In Hierarchical Self-Assembly of Fractals with Signal-Passing Tiles, Hendricks, Olsen, Patitz, Rogers and Thomas show results on another hierarchical model of self-assembly where tiles, after binding to each other to form some 2D structure, make use of use-once ‘chemical wires’ to send signals along one surface of the assembled structure. They show that wide classes of fractals, including the famous Sierpinski triangle can be self-assembled (holes and all!) in this powerful signal-passing model.

Nondeterministic seedless oritatami systems and hardness of testing their equivalence by Han, Kim, Ota and Seki shows that in their nondeterministic ‘oritatami’ model of RNA co-transcriptional folding it is algorithmically difficult to decide if a given system will place a molecule at a given position (specifically, NP hard) and if two systems assemble the same set of final structures (co-NP hard).

The paper On the Runtime of Universal Coating for Programmable Matter by Daymude, Derakhshandeh, Gmyr, Porter, Richa, Scheideler and Strothmann, analyses the running time of a distributed algorithm in the ‘ameobot’ model where a collection of simple agents undergo state changes and move relative to each other to autonomously coat, or paint, the surface of 2D shapes.

Moving to the theory of well-mixed chemical systems (i.e. without geometry), in their paper Democratic, Existential, and Consensus-Based Output Conventions in Stable Computation by Chemical Reaction Networks, Brijder, Doty and Soloveichik look at the theory of stochastic chemical reaction networks and show that computational power in the error-free model remains the same under a variety of output conventions.

In Chemical Reaction Network Designs for Asynchronous Logic Circuits, Cardelli, Kwiatkowska and Whitby provide chemical reaction network designs for the construction of asynchronous logic circuits, including control flow elements and an adder, via implementation of the Muller C-element for asynchronous logic.

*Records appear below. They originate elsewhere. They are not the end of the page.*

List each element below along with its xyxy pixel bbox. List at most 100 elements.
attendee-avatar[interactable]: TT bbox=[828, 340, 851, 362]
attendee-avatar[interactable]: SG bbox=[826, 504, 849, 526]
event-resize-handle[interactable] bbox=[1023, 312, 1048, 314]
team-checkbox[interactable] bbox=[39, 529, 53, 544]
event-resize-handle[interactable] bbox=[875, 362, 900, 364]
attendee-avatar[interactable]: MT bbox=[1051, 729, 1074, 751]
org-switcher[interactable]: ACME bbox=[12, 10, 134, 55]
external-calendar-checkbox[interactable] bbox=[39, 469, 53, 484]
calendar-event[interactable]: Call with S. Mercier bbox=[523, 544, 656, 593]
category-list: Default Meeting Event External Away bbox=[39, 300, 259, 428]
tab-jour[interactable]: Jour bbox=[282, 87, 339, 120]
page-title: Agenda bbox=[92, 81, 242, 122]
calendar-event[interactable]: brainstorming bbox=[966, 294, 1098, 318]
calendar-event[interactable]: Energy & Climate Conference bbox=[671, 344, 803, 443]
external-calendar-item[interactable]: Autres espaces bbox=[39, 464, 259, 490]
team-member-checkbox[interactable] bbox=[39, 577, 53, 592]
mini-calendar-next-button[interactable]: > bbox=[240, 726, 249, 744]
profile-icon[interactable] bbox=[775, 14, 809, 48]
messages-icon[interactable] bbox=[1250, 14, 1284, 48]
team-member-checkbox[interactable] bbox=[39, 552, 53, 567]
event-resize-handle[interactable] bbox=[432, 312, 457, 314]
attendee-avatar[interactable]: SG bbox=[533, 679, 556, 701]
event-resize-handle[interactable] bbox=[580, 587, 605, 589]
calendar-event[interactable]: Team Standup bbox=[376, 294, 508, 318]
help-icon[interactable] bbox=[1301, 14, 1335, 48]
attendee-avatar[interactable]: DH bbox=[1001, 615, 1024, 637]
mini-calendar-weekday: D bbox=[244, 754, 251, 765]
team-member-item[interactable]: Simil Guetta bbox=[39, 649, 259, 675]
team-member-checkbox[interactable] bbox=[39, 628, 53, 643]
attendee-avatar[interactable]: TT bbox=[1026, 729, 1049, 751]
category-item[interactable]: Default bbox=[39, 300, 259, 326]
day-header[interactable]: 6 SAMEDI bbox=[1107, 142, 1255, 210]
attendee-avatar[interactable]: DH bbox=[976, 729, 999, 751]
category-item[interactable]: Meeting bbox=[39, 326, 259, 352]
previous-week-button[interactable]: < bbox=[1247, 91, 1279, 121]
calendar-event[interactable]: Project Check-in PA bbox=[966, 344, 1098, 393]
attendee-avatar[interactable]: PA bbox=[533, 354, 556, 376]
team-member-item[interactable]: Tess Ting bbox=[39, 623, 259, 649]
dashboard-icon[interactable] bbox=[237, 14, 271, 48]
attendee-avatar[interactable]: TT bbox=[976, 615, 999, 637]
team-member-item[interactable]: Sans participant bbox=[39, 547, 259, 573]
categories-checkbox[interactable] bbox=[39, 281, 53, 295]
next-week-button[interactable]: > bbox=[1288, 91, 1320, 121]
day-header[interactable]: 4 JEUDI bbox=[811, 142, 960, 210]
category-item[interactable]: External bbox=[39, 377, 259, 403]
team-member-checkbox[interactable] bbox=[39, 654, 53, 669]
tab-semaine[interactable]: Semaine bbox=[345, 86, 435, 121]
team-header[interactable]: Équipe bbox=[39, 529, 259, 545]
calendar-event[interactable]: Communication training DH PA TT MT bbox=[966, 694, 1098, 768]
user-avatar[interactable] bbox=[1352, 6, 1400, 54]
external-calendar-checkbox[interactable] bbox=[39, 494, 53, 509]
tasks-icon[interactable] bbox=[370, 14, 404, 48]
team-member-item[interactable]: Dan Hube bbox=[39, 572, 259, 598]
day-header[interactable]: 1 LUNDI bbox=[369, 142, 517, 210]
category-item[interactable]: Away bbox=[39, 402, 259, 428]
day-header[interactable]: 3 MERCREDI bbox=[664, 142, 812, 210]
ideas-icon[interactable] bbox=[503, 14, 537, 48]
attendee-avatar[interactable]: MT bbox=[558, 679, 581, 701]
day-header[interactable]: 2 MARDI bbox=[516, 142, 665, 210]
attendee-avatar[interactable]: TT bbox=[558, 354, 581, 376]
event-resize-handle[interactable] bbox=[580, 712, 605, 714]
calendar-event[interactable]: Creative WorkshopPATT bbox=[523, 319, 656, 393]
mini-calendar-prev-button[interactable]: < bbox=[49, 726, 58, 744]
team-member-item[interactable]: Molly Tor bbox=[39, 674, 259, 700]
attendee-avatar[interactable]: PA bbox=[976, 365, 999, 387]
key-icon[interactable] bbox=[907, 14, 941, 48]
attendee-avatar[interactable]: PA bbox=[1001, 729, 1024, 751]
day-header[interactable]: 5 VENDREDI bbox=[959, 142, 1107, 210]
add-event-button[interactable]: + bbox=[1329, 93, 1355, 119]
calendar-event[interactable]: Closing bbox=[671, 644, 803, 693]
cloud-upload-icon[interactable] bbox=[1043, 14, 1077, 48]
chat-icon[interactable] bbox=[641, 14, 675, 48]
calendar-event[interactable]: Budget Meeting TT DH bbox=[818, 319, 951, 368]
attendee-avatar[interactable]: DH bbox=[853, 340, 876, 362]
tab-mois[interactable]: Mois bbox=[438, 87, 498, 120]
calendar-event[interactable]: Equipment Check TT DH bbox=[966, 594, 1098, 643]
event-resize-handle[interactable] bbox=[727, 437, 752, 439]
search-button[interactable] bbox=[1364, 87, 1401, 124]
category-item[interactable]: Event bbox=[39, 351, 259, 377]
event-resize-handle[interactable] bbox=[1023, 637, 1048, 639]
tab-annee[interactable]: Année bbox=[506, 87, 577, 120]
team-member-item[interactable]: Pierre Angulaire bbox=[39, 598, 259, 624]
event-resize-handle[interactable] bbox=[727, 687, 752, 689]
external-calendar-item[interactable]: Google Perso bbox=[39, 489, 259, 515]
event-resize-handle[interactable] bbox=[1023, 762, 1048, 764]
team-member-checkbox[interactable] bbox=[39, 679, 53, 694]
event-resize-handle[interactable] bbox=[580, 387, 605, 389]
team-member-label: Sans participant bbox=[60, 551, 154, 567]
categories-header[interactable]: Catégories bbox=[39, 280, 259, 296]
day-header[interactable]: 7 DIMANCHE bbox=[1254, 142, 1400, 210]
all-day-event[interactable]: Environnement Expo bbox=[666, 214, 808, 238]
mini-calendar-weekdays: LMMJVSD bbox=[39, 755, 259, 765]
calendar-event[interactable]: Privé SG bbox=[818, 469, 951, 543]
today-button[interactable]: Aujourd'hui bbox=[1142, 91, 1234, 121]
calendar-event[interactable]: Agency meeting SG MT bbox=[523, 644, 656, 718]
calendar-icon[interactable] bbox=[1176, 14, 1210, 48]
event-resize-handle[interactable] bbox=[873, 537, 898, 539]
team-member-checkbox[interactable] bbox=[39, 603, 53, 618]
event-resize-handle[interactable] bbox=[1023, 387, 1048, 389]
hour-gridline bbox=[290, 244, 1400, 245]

In their paper Programming Discrete Distributions with Chemical Reaction Networks, Cardelli, Kwiatkowska and Laurenti consider computation with stochastic chemical reaction networks where the goal is to have the distribution of the network’s output states (here, a state is a vector of counts of a finite set of molecular species) be some target finite-support distribution.

Moving on to modelling and molecular design for DNA-based systems, in Design Methods for 3D Wireframe DNA Nanostructures, Orponen surveys design principles for building wireframe polyhedral nanostructures out of DNA, beginning with foundational ideas from the beginnings of the field in the early 1990’s through to modern DNA origami structures composed of hundreds of DNA strands.

There have been a variety of designs for DNA robot walkers that move around on 2D patterned molecular surfaces; Petri-net-based 2D Design of DNA Walker Circuits by Gilbert, Heiner and Rohr analyses unintended behaviour (called leak) in DNA walker systems using a coloured stochastic Petri net approach.

DNA nanotubes are a simple class of nanostructures that have found myriad uses in the field, yet much remains to be understood about their properties. In their paper A Coarse-Grained Model Captures the Temporal Evolution of DNA Nanotube Length Distributions, Mardanlou, Yaghoubi, Green, Subramanian, Hariadi, Kim and Franco define and analyse a coarse-grained model of DNA nanotube growth from DNA tile monomers.

We extend our sincere gratitude to all of the authors and reviewers, to Joost Kok and Grzegorz Rozenberg, and to the staff of Natural Computing for their diligent work in assembling this special issue. We also thank the Organizing, Steering, and Program Committees, and the attendees of DNA 22 at Munich for creating a scientifically rich and vibrant atmosphere during the meeting.